Молчание. Когда змея взбирается по твоей ноге, ты превращаешься в каменный столб, в неживой предмет, который змее не интересен. Мы превратились в столбы, мечтая стать невидимками, пока взгляд эсэсовца перемещался от одного к другому. Никто из нас не смотрел на него, но ощущали мы его присутствие так остро, что сердца колотились, и души, трепеща, уходили в пятки.
— Эй, ты! Водить можешь?
Я не осмелился сказать «нет».
— Садись за руль!
Дорога была окаймлена флажками. Слава Богу, ее отремонтировали, очистили, и поверхность была ровной. Все ради своих драгоценных домов! Я не видел там ни души. Другие машины ползли за мной в отдалении. У эсэсовцев не было желания приближаться к опасности. В одном месте горел в тишине охваченный пламенем дом. Дым от него ел мне глаза, я едва был способен видеть; но увеличить скорость не смел. Прошло пять мучительных минут, прежде чем я снова задышал свежим воздухом.

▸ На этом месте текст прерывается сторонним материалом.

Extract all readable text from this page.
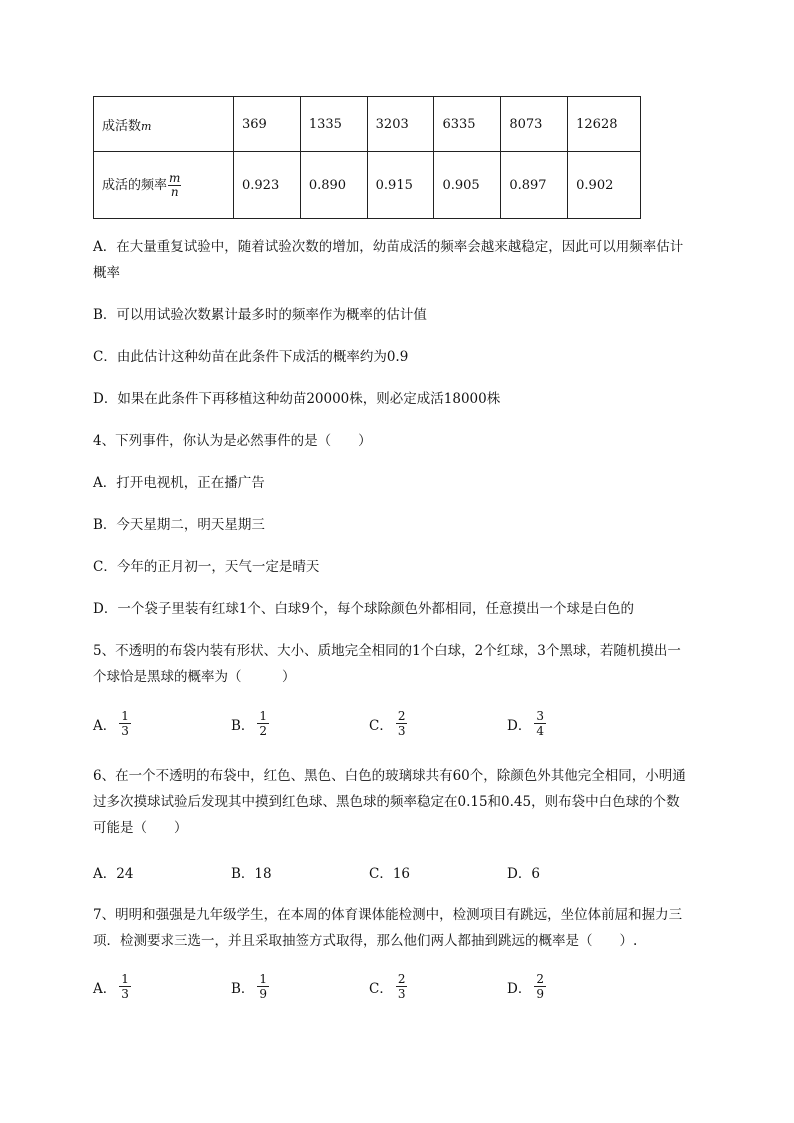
成活数m	369	1335	3203	6335	8073	12628
成活的频率 $\frac{m}{n}$	0.923	0.890	0.915	0.905	0.897	0.902
A．在大量重复试验中，随着试验次数的增加，幼苗成活的频率会越来越稳定，因此可以用频率估计
概率
B．可以用试验次数累计最多时的频率作为概率的估计值
C．由此估计这种幼苗在此条件下成活的概率约为0.9
D．如果在此条件下再移植这种幼苗20000株，则必定成活18000株
4、下列事件，你认为是必然事件的是（　　）
A．打开电视机，正在播广告
B．今天星期二，明天星期三
C．今年的正月初一，天气一定是晴天
D．一个袋子里装有红球1个、白球9个，每个球除颜色外都相同，任意摸出一个球是白色的
5、不透明的布袋内装有形状、大小、质地完全相同的1个白球，2个红球，3个黑球，若随机摸出一
个球恰是黑球的概率为（　　　）
A． $\frac{1}{3}$	B． $\frac{1}{2}$	C． $\frac{2}{3}$	D． $\frac{3}{4}$
6、在一个不透明的布袋中，红色、黑色、白色的玻璃球共有60个，除颜色外其他完全相同，小明通
过多次摸球试验后发现其中摸到红色球、黑色球的频率稳定在0.15和0.45，则布袋中白色球的个数
可能是（　　）
A．24	B．18	C．16	D．6
7、明明和强强是九年级学生，在本周的体育课体能检测中，检测项目有跳远，坐位体前屈和握力三
项．检测要求三选一，并且采取抽签方式取得，那么他们两人都抽到跳远的概率是（　　）.
A． $\frac{1}{3}$	B． $\frac{1}{9}$	C． $\frac{2}{3}$	D． $\frac{2}{9}$
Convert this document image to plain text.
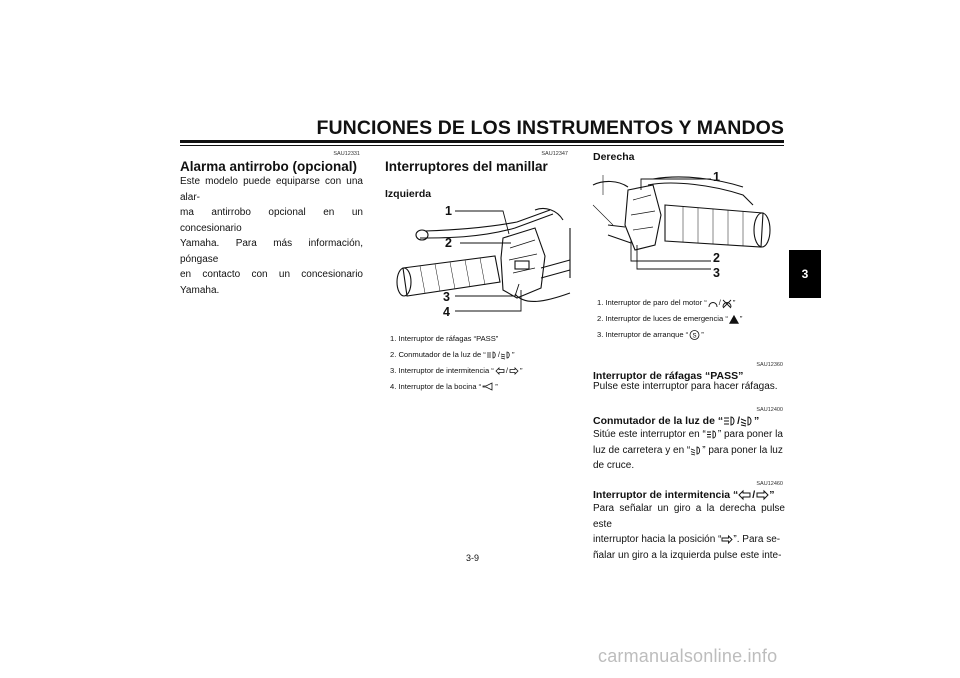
FUNCIONES DE LOS INSTRUMENTOS Y MANDOS
3
SAU12331
Alarma antirrobo (opcional)
Este modelo puede equiparse con una alar-
ma antirrobo opcional en un concesionario
Yamaha. Para más información, póngase
en contacto con un concesionario Yamaha.
SAU12347
Interruptores del manillar
Izquierda
1
2
3
4
1. Interruptor de ráfagas “PASS”
2. Conmutador de la luz de “ / ”
3. Interruptor de intermitencia “ / ”
4. Interruptor de la bocina “ ”
Derecha
1
2
3
1. Interruptor de paro del motor “ / ”
2. Interruptor de luces de emergencia “ ”
3. Interruptor de arranque “ S ”
SAU12360
Interruptor de ráfagas “PASS”
Pulse este interruptor para hacer ráfagas.
SAU12400
Conmutador de la luz de “ / ”
Sitúe este interruptor en “ ” para poner la
luz de carretera y en “ ” para poner la luz
de cruce.
SAU12460
Interruptor de intermitencia “ / ”
Para señalar un giro a la derecha pulse este
interruptor hacia la posición “ ”. Para se-
ñalar un giro a la izquierda pulse este inte-
3-9
carmanualsonline.info
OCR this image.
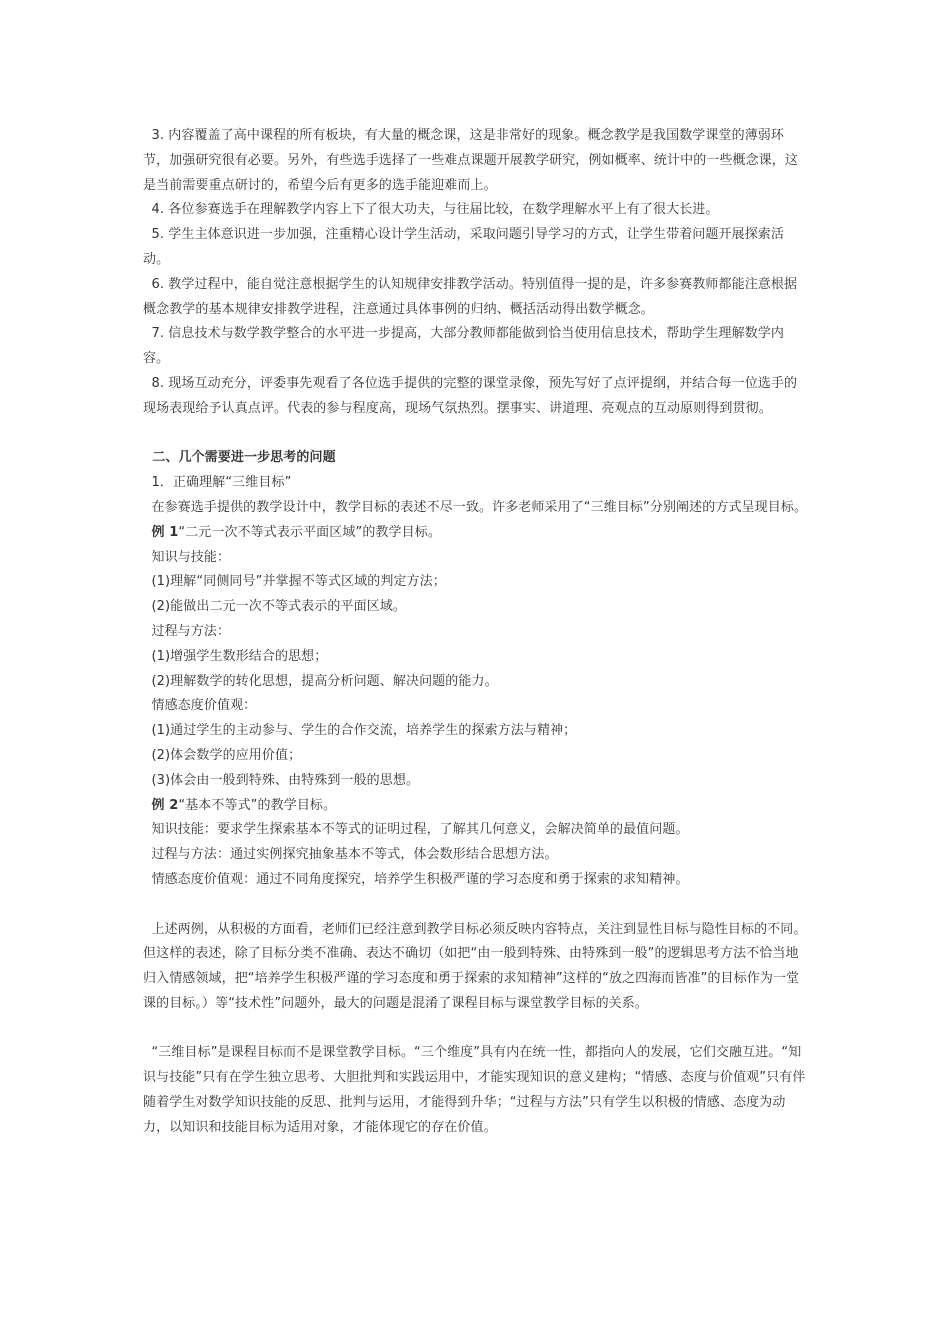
3. 内容覆盖了高中课程的所有板块，有大量的概念课，这是非常好的现象。概念教学是我国数学课堂的薄弱环节，加强研究很有必要。另外，有些选手选择了一些难点课题开展教学研究，例如概率、统计中的一些概念课，这是当前需要重点研讨的，希望今后有更多的选手能迎难而上。

4. 各位参赛选手在理解教学内容上下了很大功夫，与往届比较，在数学理解水平上有了很大长进。

5. 学生主体意识进一步加强，注重精心设计学生活动，采取问题引导学习的方式，让学生带着问题开展探索活动。

6. 教学过程中，能自觉注意根据学生的认知规律安排教学活动。特别值得一提的是，许多参赛教师都能注意根据概念教学的基本规律安排教学进程，注意通过具体事例的归纳、概括活动得出数学概念。

7. 信息技术与数学教学整合的水平进一步提高，大部分教师都能做到恰当使用信息技术，帮助学生理解数学内容。

8. 现场互动充分，评委事先观看了各位选手提供的完整的课堂录像，预先写好了点评提纲，并结合每一位选手的现场表现给予认真点评。代表的参与程度高，现场气氛热烈。摆事实、讲道理、亮观点的互动原则得到贯彻。

二、几个需要进一步思考的问题

1．正确理解“三维目标”

在参赛选手提供的教学设计中，教学目标的表述不尽一致。许多老师采用了“三维目标”分别阐述的方式呈现目标。

例 1“二元一次不等式表示平面区域”的教学目标。

知识与技能：

(1)理解“同侧同号”并掌握不等式区域的判定方法；

(2)能做出二元一次不等式表示的平面区域。

过程与方法：

(1)增强学生数形结合的思想；

(2)理解数学的转化思想，提高分析问题、解决问题的能力。

情感态度价值观：

(1)通过学生的主动参与、学生的合作交流，培养学生的探索方法与精神；

(2)体会数学的应用价值；

(3)体会由一般到特殊、由特殊到一般的思想。

例 2“基本不等式”的教学目标。

知识技能：要求学生探索基本不等式的证明过程，了解其几何意义，会解决简单的最值问题。

过程与方法：通过实例探究抽象基本不等式，体会数形结合思想方法。

情感态度价值观：通过不同角度探究，培养学生积极严谨的学习态度和勇于探索的求知精神。

上述两例，从积极的方面看，老师们已经注意到教学目标必须反映内容特点，关注到显性目标与隐性目标的不同。但这样的表述，除了目标分类不准确、表达不确切（如把“由一般到特殊、由特殊到一般”的逻辑思考方法不恰当地归入情感领域，把“培养学生积极严谨的学习态度和勇于探索的求知精神”这样的“放之四海而皆准”的目标作为一堂课的目标。）等“技术性”问题外，最大的问题是混淆了课程目标与课堂教学目标的关系。

“三维目标”是课程目标而不是课堂教学目标。“三个维度”具有内在统一性，都指向人的发展，它们交融互进。“知识与技能”只有在学生独立思考、大胆批判和实践运用中，才能实现知识的意义建构；“情感、态度与价值观”只有伴随着学生对数学知识技能的反思、批判与运用，才能得到升华；“过程与方法”只有学生以积极的情感、态度为动力，以知识和技能目标为适用对象，才能体现它的存在价值。
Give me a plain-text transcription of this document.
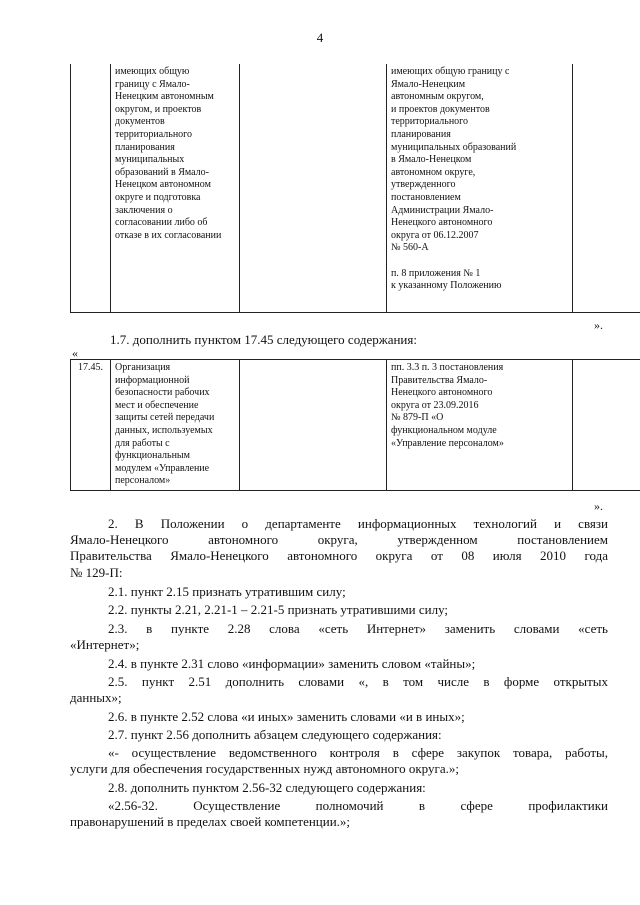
4
	имеющих общую
границу с Ямало-
Ненецким автономным
округом, и проектов
документов
территориального
планирования
муниципальных
образований в Ямало-
Ненецком автономном
округе и подготовка
заключения о
согласовании либо об
отказе в их согласовании		имеющих общую границу с
Ямало-Ненецким
автономным округом,
и проектов документов
территориального
планирования
муниципальных образований
в Ямало-Ненецком
автономном округе,
утвержденного
постановлением
Администрации Ямало-
Ненецкого автономного
округа от 06.12.2007
№ 560-А

п. 8 приложения № 1
к указанному Положению	
».

1.7. дополнить пунктом 17.45 следующего содержания:

«
17.45.	Организация
информационной
безопасности рабочих
мест и обеспечение
защиты сетей передачи
данных, используемых
для работы с
функциональным
модулем «Управление
персоналом»		пп. 3.3 п. 3 постановления
Правительства Ямало-
Ненецкого автономного
округа от 23.09.2016
№ 879-П «О
функциональном модуле
«Управление персоналом»	
».

2. В Положении о департаменте информационных технологий и связи

Ямало-Ненецкого автономного округа, утвержденном постановлением

Правительства Ямало-Ненецкого автономного округа от 08 июля 2010 года

№ 129-П:

2.1. пункт 2.15 признать утратившим силу;

2.2. пункты 2.21, 2.21-1 – 2.21-5 признать утратившими силу;

2.3. в пункте 2.28 слова «сеть Интернет» заменить словами «сеть

«Интернет»;

2.4. в пункте 2.31 слово «информации» заменить словом «тайны»;

2.5. пункт 2.51 дополнить словами «, в том числе в форме открытых

данных»;

2.6. в пункте 2.52 слова «и иных» заменить словами «и в иных»;

2.7. пункт 2.56 дополнить абзацем следующего содержания:

«- осуществление ведомственного контроля в сфере закупок товара, работы,

услуги для обеспечения государственных нужд автономного округа.»;

2.8. дополнить пунктом 2.56-32 следующего содержания:

«2.56-32. Осуществление полномочий в сфере профилактики

правонарушений в пределах своей компетенции.»;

Я не знаю, о чем думал во время этой поездки. Знаю только, что времени думать было вдоволь, и что я был спокоен, может быть, в слегка приподнятом настроении, даже впервые за долгое время чуть-чуть счастливым. Когда следующая секунда может стать твоей последней, времени на раздумье у тебя много. Знаю также, что впервые за целую вечность сознавал себя самим собой. Я потерял себя из виду, даже утратил мнение о себе, моя личность подвергалась уничтожению — и все-таки перенесла деградацию, ежедневную деградацию. Вот и ты, сказал я себе. Привет. Вот и ты. Делаешь то, чего не смеют делать другие. Так что все-таки ты человек, способный делать что-то полезное для людей. Взгляни вон на те трамвайные линии!
Я выехал за город, миновав последние участки с жестяными лачугами, жилищами бродяг, бездельников и нищих. Возможно, там жили и приличные люди, поскольку шла война, и город каждую ночь становился все больше и больше изрыт воронками. Какой-то человек копал землю. Он оперся на лопату и взглянул на меня.
— В укрытие не идете? — крикнул я ему.